I laugh. “No one tells an Ontario bushboy how to drink beer.”
Soon, in a fog of smoke there are five empty beer bottles before me and I am beginning to sink. I think at first it is the heat, or perhaps the ordeal at the airport was more exhausting than I had thought. I look at Timo across from me, good old Timo who wanted to stay with me. Look at him there — grinning, sweating, the glass up, the glass down, up, down — shit! He’s fading in and out on me. I wave my hand in front, hoping to clear the smoke.
“Strong beer, is it not, Bats?” he says.
“It’s not the beer. Look. I’ve only had five.”
He taps the bottle. “Twenty percent alcohol.”
“Gwan!”
“It is. Another?”
I shake my head, stomach rising to accept what’s really causing me to feel this way. “What time’s the game?” I ask, desperate to steady myself with a new topic.
“Eight tomorrow,” someone says.
“You still coming on Timo’s tour, Felix?’ Timo asks.
“You bet. But first some sleep, eh?”
I wave a small farewell and break free of the bar, its sound receding like the bark of a dog to a passing car. The eighth floor is clear, silent, but I find it tough going, the way the hallway seems to whip toward my room. First my left shoulder rides along the plaster, then my right bumps on the opposite side, and all I have been doing is walking in a perfectly straight line. Beyond the elevators the old woman sits, her face rising to note me with censuring eyes, an old wrinkled face hand moving in the pale light of her desk lamp to certify my existence.

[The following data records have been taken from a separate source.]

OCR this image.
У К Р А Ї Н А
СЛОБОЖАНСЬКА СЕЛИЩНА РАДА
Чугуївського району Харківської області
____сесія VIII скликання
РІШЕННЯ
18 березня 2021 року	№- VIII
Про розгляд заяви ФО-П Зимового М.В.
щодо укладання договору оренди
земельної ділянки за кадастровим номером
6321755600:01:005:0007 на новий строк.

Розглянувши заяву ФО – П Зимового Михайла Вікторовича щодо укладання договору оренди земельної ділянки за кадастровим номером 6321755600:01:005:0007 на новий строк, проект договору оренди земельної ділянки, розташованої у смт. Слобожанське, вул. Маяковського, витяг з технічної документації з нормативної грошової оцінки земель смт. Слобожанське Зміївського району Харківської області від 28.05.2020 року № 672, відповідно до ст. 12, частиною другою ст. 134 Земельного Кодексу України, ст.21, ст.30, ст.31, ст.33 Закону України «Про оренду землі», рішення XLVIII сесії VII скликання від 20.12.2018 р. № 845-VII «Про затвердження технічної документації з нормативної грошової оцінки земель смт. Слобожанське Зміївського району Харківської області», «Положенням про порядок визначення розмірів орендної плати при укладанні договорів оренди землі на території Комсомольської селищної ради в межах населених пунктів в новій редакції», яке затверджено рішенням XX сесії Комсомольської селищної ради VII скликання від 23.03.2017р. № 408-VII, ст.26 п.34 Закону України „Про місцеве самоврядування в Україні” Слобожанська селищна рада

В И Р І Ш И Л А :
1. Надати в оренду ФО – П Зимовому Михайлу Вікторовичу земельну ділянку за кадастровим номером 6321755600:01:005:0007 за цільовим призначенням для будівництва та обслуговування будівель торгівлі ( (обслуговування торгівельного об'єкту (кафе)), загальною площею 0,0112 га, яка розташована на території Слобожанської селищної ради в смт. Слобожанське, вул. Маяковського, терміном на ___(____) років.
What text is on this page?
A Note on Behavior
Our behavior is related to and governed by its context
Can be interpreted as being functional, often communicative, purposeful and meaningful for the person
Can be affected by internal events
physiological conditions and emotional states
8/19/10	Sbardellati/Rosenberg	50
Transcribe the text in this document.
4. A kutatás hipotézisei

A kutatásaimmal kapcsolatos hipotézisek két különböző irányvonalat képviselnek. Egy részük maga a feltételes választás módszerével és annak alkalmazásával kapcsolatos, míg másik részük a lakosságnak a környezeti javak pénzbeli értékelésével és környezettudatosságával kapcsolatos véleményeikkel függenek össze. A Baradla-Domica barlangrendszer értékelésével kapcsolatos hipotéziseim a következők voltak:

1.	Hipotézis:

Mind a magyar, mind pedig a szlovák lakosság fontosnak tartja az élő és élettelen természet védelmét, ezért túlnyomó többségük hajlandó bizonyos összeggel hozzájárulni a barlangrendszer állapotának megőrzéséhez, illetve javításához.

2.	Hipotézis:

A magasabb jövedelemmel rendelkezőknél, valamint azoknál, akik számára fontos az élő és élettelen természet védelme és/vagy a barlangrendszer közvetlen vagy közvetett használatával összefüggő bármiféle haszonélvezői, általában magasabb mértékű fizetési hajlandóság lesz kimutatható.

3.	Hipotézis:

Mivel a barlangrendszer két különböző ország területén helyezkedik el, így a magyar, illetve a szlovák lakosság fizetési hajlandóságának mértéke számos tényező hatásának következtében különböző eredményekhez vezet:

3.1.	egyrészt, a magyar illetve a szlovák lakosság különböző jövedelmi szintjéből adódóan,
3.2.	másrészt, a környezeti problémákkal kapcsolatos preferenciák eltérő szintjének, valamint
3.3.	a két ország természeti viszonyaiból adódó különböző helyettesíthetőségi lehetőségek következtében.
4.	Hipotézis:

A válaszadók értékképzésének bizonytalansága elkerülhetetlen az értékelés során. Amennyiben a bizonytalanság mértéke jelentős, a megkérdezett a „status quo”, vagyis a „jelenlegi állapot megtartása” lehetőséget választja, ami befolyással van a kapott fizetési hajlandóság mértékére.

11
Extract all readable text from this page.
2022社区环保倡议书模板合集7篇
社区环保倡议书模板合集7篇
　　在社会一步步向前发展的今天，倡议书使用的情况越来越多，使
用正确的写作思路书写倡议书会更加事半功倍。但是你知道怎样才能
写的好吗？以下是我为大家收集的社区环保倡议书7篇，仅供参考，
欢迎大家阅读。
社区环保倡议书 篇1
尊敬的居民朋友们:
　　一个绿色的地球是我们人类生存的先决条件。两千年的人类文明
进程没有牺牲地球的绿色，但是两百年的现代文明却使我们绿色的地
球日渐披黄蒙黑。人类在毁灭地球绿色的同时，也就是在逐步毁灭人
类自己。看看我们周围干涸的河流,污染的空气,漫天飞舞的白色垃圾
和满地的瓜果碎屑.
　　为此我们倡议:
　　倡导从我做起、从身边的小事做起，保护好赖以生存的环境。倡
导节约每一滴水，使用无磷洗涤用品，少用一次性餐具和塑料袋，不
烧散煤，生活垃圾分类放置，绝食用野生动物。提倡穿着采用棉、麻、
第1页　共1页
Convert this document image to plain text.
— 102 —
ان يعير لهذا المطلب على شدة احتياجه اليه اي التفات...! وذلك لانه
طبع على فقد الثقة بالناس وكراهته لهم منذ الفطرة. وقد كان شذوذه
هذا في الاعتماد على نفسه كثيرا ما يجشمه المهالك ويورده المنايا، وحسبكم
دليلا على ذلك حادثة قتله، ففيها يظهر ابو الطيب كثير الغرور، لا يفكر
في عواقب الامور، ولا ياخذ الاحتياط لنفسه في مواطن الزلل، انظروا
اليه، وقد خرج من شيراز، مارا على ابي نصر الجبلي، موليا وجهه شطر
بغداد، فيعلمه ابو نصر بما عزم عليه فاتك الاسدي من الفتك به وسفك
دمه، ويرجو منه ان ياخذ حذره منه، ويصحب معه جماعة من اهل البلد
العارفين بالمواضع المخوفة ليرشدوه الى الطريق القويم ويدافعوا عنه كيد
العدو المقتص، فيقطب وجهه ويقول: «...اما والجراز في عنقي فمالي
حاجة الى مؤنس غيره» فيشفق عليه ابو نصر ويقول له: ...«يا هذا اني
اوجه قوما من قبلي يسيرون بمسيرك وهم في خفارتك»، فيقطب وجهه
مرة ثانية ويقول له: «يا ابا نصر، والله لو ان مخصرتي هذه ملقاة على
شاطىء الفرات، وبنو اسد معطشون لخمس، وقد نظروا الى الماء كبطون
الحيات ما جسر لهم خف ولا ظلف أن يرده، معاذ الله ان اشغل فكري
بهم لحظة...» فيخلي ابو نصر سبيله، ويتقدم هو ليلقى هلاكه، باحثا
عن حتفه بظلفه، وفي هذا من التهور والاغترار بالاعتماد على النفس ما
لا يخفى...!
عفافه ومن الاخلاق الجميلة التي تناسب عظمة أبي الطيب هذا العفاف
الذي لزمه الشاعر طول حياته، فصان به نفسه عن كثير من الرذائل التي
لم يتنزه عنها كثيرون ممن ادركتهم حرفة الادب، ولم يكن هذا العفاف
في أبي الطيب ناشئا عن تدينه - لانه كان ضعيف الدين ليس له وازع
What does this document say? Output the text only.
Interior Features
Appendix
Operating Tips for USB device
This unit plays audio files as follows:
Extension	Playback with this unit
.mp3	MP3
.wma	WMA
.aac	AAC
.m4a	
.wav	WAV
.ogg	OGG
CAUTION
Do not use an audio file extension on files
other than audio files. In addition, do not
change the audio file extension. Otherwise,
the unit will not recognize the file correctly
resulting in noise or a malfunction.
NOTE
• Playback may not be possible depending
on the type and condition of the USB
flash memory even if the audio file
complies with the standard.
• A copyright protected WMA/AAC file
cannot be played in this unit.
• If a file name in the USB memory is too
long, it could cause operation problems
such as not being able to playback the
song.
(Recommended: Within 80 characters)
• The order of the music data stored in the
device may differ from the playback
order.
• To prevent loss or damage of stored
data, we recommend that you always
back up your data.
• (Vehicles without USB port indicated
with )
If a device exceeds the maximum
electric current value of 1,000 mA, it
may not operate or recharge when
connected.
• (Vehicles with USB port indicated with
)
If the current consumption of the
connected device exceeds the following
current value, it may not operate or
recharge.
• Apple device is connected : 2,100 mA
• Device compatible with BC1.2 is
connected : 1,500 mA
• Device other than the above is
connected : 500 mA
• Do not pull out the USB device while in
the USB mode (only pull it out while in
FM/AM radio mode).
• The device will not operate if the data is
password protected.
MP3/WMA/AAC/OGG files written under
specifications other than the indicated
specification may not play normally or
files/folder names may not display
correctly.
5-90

“I’m home, Momma!” I shout.
No reaction. I stop directly in front of her desk, bending down toward her.
“Hey, come on, Momma. How’s about a little nookie when you knock off for the night, eh? Room 814. Come on down, Momma!”
She stares up slowly, the headlight eyes rising, the face turning in a scowl, the face turning into Batcha.
“Batcha! I thought you were supposed to be dying, for fuck’s sake! Aren’t you?”
She says nothing. I blow kisses as I pass down the hall, slamming painfully into the first large twist of the walls. I bounce off, cursing, and look back again, but she has forgotten me and is staring down into her check pad. I know she will have much to write down.
At the first door my KGB agent in his crummy brown suit is walking toward me. He opens the door and holds it, trying to look courteous. He nods a hello.
“Fuck yourself, Pinko!” I shout as I push through. I am sick of them all. Why can’t they leave me alone, the bastards. What did Jaja say that has them so fired up they’ve got half their force out on the Batterinski case?”
“My great-grandfather was killed by you cocksuckers!” I scream at him, walking away backwards. He tries to look like he does not understand, but I know better. They wouldn’t put anyone on me who didn’t speak English. He knows. He knows all about the Batterinskis, you can bet on that.
Okay, cool yourself, Bats. Slow-down time, okay ... there, that’s working. I know I have had too much beer, but I needed it. I can still think. I’m not stupid. I know precisely what’s going on. I turn and he is still staring at me. I stop at room 818, two doors down from my room, and pretend to be a drunk stumbling for his key. I see him watching, still pretending not to understand, but carefully matching the suspect with his cell number. I drop the key. I look back, he shrugs and is gone through the fire doors and around a twist in the hallway. I scoop up the key and hurry down to 814, slipping in quickly, efficiently.
In-fucking-genius!
Cold water on my face seems to clear things a bit. I would use my finger and intentionally throw up, but I am sure the beer will soon pass.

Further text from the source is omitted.